Member of Legislative Assembly
- In office 13 May 2001 – 13 May 2011
- Chief Minister: O. Panneerselvam J.Jayalalithaa M. Karunanidhi
- Preceded by: V. P. Singaravelu
- Succeeded by: M. Arumugham
- Constituency: Valparai

Personal details
- Born: 1948
- Died: October 12, 2022 Coimbatore, Tamil Nadu
- Party: Dravida Munnetra Kazhagam (2021-2022)
- Other political affiliations: Tamil Maanila Congress (1996-2004 and 2014-2021) Indian National Congress (Before 1996 and 2004-2014)
- Occupation: Politician

= N. Kovaithangam =

Indian politician

N. Kovaithangam (c. 1949 – 12 October 2022) was an Indian politician.

==Political career==
He was elected to the Tamil Nadu legislative assembly as a Tamil Maanila Congress candidate from Valparai constituency in 2001 and as Indian National Congress candidate in 2006 elections.

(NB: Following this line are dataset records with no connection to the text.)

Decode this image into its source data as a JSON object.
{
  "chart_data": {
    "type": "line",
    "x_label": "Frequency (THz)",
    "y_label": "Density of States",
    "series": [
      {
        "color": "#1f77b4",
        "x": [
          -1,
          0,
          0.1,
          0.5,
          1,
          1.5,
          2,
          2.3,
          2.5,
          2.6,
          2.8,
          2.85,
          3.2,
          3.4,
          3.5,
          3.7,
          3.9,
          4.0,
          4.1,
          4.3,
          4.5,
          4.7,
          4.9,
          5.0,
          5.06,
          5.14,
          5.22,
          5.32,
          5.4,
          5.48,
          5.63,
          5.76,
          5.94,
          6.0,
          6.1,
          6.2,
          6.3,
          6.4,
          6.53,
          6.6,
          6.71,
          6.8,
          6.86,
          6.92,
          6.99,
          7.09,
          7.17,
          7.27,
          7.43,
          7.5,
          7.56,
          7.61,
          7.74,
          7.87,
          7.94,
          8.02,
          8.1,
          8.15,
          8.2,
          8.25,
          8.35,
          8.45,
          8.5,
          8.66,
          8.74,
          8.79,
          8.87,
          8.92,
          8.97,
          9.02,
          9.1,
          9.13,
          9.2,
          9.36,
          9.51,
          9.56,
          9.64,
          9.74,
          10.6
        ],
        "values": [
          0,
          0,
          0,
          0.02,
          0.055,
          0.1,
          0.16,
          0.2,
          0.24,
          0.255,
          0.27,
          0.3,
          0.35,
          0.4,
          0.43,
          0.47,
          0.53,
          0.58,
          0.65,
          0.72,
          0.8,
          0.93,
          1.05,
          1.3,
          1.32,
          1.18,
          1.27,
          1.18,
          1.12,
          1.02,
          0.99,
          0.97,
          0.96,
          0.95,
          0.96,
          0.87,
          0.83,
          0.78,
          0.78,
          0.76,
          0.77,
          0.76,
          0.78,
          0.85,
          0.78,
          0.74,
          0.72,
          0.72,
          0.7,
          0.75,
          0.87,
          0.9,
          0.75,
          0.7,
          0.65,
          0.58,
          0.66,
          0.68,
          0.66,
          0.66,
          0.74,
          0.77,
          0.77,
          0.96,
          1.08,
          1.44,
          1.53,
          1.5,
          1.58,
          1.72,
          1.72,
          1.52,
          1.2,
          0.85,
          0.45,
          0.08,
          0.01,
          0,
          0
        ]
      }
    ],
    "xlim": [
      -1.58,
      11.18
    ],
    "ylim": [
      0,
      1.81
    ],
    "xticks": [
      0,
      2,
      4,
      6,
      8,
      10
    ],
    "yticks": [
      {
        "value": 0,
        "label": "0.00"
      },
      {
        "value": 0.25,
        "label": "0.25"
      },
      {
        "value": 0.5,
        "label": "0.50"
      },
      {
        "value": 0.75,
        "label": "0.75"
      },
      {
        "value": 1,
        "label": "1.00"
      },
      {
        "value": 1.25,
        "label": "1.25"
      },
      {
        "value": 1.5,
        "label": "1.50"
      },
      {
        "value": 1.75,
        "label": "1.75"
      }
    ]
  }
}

On 23 March he joined DMK in presence of party president M. K. Stalin.

==Elections Contested==
===Tamilnadu State Legislative Assembly Elections===

| Elections | Constituency | Party | Result | Vote percentage | Opposition Candidate | Opposition Party | Opposition vote percentage |
|---|---|---|---|---|---|---|---|
| 2001 Tamil Nadu Legislative Assembly election | Valparai | TMC(M) | Won | 53.21 | Dr. K Krishnaswamy | PT | 33.11 |
| 2006 Tamil Nadu Legislative Assembly election | Valparai | INC | Won | 53.94 | S. Susi Kalayarasan | VCK | 29.64 |
| 2011 Tamil Nadu Legislative Assembly election | Valparai | INC | Lost | 49.16 | M. Arumugham | CPI | 46.41 |

===Lok Sabha Elections===

| Elections | Constituency | Party | Result | Vote percentage | Opposition Candidate | Opposition Party | Opposition vote percentage |
|---|---|---|---|---|---|---|---|
| 1998 Indian general election | Pollachi | TMC(M) | Lost | 38.01 | M. Thiyagarajan | AIADMK | 55.22 |

==Achievements==
He was instrumental in setting up an Arts and Science college in Valparai. During his tenure, he developed a good rapport with the tea estate workers in the constituency.

==Death==
He died at a private hospital in Coimbatore due to cardiac arrest on 12 October 2022.